C’est donc profondément meurtri que Nick Cave avait commis Skeleton Tree en 2016, album entièrement articulé autour des thématiques de la douleur et du deuil. À l’époque, même si mes collègues l’avaient encensé, je m’étais bien gardé, par respect pour la famille du défunt, de commenter tout haut un disque qui ne m’avait inspiré qu’une profonde gêne. Derrière le flot d’éloges autour de Skeleton Tree se posait pourtant une question fondamentale que peu ont réellement osé aborder : le pire drame qui soit pour un être humain – la perte d’un être cher – doit-il forcément enfanter une œuvre intouchable ? L’empathie, absolument nécessaire, doit-elle prendre le pas sur notre sens critique ?

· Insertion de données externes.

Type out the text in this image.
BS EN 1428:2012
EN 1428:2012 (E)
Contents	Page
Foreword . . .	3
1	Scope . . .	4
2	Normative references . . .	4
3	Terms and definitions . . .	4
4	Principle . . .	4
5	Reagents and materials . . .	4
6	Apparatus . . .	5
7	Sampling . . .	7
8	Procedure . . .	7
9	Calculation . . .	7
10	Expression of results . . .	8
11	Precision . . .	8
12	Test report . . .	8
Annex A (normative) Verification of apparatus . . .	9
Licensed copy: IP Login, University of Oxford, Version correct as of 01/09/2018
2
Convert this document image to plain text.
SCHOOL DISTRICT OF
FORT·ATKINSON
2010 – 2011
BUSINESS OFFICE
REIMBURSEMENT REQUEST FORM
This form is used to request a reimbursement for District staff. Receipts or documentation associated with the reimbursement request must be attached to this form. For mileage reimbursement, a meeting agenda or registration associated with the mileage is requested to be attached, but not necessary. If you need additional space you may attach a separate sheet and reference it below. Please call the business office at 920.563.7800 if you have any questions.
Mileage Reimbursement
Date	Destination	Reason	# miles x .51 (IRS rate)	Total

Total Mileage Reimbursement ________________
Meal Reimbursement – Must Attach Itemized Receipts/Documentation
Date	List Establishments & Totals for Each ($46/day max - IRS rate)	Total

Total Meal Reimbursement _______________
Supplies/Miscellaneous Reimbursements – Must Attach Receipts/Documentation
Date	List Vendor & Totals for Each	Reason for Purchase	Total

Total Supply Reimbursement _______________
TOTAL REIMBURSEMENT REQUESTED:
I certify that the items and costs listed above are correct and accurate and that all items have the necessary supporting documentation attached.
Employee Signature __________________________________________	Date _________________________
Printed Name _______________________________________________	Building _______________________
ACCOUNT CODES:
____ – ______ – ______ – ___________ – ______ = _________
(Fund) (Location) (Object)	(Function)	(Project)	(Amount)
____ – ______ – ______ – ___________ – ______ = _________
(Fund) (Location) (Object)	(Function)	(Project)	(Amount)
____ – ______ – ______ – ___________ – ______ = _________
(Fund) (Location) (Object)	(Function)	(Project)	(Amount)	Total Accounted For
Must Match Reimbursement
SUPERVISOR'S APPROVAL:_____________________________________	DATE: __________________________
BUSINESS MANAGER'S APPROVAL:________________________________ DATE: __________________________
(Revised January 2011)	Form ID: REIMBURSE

Étais-je devenu à ce point insensible ? Là où le monde criait au génie de Skeleton Tree, je n’ai entendu que gémissements insupportables. Compréhensibles, bien sûr, mais non moins insupportables. Pourquoi donc ? Parce qu’il me semblait qu’on me forçait à m’infliger le spectacle désolant d’un homme au sol, déballant son chagrin infini sur un corps sans vie, mais encore tiède, sans la moindre pudeur. J’ai essayé de comprendre, j’ai éprouvé de la compassion, mais une seule réaction s’est imposée à moi face à ce déluge larmoyant : détourner le regard. Une réaction totalement contraire aux us et coutumes de notre époque où l’on peut se joindre à une dizaine de deuils quotidiens sur les réseaux sociaux, à coup de « RIP petit ange parti trop tôt », histoire de trouver un semblant de sens à des vies sans intérêt, quitte à s’approprier par écrans interposés les souffrances de parfaits inconnus.

Se taire, fermer les yeux, laisser aux proches le temps de faire leur deuil et mettre cet album dégoulinant de pathos sur le compte d’une souffrance encore trop immédiate.

Or, voilà qu’en 2019, Nick Cave remet le couvert avec Ghosteen, nouvelle manifestation impudique d’une plaie qui ne cicatrisera jamais. Dès le premier refrain, le malaise de Skeleton Tree ressurgit au grand galop. Sur des nappes de synthé, l’homme épanche sa douleur sans aucune retenue. Tant au niveau des tonalités, des mélodies ou des textes, le plus célèbre des ex de PJ Harvey déverse sur ce nouvel album son mal-être par citernes entières et c’est carrément pénible. Pénible comme se retrouver enfermé dans le crématorium, au moment où l’employé des pompes funèbres invite le public à quitter les lieux pour laisser la famille se recueillir une dernière fois sur la dépouille du défunt.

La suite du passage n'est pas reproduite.